Mit dem vorliegenden Gesetzentwurf möchte die Landesregierung von der Ermächtigung des § 15 a des Einführungsgesetzes zur Zivilprozessordnung Gebrauch machen, in der den Ländern die Möglichkeit eröffnet wurde, in bestimmten zivilrechtlichen Streitigkeiten vor den Amtsgerichten als Prozessvoraussetzung ein obligatorisches Schlichtungsverfahren einzuführen. Auch einige andere Bundesländer, darunter Nordrhein-Westfalen, Bayern und Baden-Württemberg, sind diesen Weg bereits gegangen. Dennoch ist meine Fraktion keineswegs davon überzeugt, dass für die Einführung eines obligatorischen Schlichtungsverfahrens ein wirkliches Bedürfnis besteht. Denn schon nach geltendem Recht ermöglichen die vorhandenen Schiedsämter und Schlichtungsstellen der Verbände sowie die Rechtsanwälte – ich verweise in diesem Zusammenhang auf § 796 a ZPO – die außergerichtliche gütliche Beilegung von Rechtsstreitigkeiten. Dies geschieht insbesondere durch die Rechtsanwälte in erheblichem Umfang. Für die verbleibenden Rechtsstreitigkeiten der in § 1 des Gesetzentwurfs aufgeführten Art hat in der Regel eine außergerichtliche Streitschlichtung durch eine anwaltliche Gütestelle oder ein Schiedsamt keine Aussicht auf Erfolg. Es ist die Erfahrung eines jeden Rechtsanwalts, dass Mandanten zu Beginn einer rechtlichen Auseinandersetzung oft weder einigungs- noch vergleichsbereit sind. Es ist daher zu bezweifeln, dass das mit dem Gesetzentwurf beabsichtigte Ziel, die einvernehmliche Streitschlichtung zu stärken, erreicht werden kann. Dem gegenüber gelingt es heute in einer Vielzahl von Rechtsstreitigkeiten dem Richter, in einem späteren Stadium des Verfahrens den Rechtsstreit gütlich beizulegen.

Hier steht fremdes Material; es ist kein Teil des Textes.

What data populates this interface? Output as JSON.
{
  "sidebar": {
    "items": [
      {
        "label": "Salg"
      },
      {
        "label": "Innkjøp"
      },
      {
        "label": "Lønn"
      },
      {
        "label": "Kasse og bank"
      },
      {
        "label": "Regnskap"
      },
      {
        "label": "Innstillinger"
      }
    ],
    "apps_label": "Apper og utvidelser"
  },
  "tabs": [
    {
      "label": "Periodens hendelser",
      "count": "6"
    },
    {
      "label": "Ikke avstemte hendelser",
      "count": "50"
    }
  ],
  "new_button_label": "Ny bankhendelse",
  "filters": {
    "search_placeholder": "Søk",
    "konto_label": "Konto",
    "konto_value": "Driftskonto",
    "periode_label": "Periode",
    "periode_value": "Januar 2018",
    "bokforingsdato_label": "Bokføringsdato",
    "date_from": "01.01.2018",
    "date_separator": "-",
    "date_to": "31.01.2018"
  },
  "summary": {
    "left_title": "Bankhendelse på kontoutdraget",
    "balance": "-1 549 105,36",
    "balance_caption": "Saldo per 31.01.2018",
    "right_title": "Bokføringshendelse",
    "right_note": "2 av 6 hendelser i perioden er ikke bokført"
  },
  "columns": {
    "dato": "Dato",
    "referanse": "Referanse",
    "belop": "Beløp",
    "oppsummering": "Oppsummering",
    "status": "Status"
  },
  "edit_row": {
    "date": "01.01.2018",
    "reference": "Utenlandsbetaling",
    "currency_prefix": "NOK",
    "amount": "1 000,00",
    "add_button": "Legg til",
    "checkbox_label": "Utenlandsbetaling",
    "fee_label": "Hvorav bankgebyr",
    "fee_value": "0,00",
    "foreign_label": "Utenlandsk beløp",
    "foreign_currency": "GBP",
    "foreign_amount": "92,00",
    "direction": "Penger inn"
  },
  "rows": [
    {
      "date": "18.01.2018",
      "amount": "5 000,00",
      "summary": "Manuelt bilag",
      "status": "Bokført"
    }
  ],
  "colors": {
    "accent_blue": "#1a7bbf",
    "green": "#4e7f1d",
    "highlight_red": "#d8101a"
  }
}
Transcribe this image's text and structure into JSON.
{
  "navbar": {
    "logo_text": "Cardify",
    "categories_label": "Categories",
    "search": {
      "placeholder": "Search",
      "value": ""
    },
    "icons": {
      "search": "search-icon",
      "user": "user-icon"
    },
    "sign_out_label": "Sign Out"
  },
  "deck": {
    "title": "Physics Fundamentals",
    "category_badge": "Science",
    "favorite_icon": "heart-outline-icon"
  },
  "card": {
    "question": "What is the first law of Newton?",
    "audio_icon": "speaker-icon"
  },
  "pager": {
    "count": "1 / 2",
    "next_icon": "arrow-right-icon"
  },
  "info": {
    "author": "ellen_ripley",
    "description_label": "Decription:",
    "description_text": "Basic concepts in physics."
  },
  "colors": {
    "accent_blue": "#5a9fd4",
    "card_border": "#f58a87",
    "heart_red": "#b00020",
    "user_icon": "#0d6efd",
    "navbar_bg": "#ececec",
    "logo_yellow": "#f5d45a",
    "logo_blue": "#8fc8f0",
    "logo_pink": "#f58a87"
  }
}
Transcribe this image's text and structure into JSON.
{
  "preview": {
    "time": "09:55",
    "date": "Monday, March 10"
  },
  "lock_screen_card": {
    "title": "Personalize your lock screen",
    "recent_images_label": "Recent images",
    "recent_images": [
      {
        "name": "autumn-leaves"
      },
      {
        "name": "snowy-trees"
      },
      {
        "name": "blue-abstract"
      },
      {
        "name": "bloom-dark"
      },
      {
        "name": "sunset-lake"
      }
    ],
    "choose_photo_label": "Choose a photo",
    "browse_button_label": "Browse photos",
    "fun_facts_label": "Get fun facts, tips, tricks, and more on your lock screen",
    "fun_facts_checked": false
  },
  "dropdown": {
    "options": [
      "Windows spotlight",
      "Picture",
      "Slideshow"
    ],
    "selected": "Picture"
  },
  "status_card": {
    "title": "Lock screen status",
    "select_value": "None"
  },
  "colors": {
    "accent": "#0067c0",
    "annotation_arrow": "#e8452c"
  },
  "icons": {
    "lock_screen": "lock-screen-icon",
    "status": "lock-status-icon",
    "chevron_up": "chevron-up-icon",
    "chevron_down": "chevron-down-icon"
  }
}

Die Einführung des obligatorischen Schlichtungsverfahrens in den genannten zivilrechtlichen Streitigkeiten führt aber zu Nachteilen für die Rechtssuchenden, und zwar zu einer Verzögerung des Rechtsschutzes des Gläubigers bis zu 3 Monaten, ggf. noch länger, und zwar in all den Fällen, in denen eine außergerichtliche Schlichtung aussichtslos ist, insbesondere weil eine Schlichtung schon vor Anrufung einer Schlichtungsstelle von den Parteien bzw. ihren Rechtsanwälten ergebnislos versucht worden war. Sie führt auch, insbesondere bei der anwaltlichen Gütestelle, zu einer Verteuerung der einvernehmlichen Streitschlichtung, d. h. der gütlichen Einigung der Parteien im Verhältnis zu einer gütlichen Einigung vor dem Amtsgericht. Das Gerichtskostengesetz begünstigt den Abschluss eines gerichtlichen Vergleichs dadurch, dass es den Parteien dafür nur eine Gebühr, nämlich die von 3 auf 1 ermäßigten Verfahrensgebühren abverlangt. Diese eine gütliche Einigung fordernde Kostenregelung lässt insbesondere § 10 des vorliegenden Gesetzentwurfes völlig außer Acht. Im Gegenteil: Der Verfahrensvergleichsabschluss vor der anwaltlichen Gütestelle wird dadurch erschwert, dass beim Zustandekommen eines Vergleichs eine zusätzliche Gebühr fällig wird, vor der anwaltlichen Gütestelle immerhin in Höhe von 130 Euro.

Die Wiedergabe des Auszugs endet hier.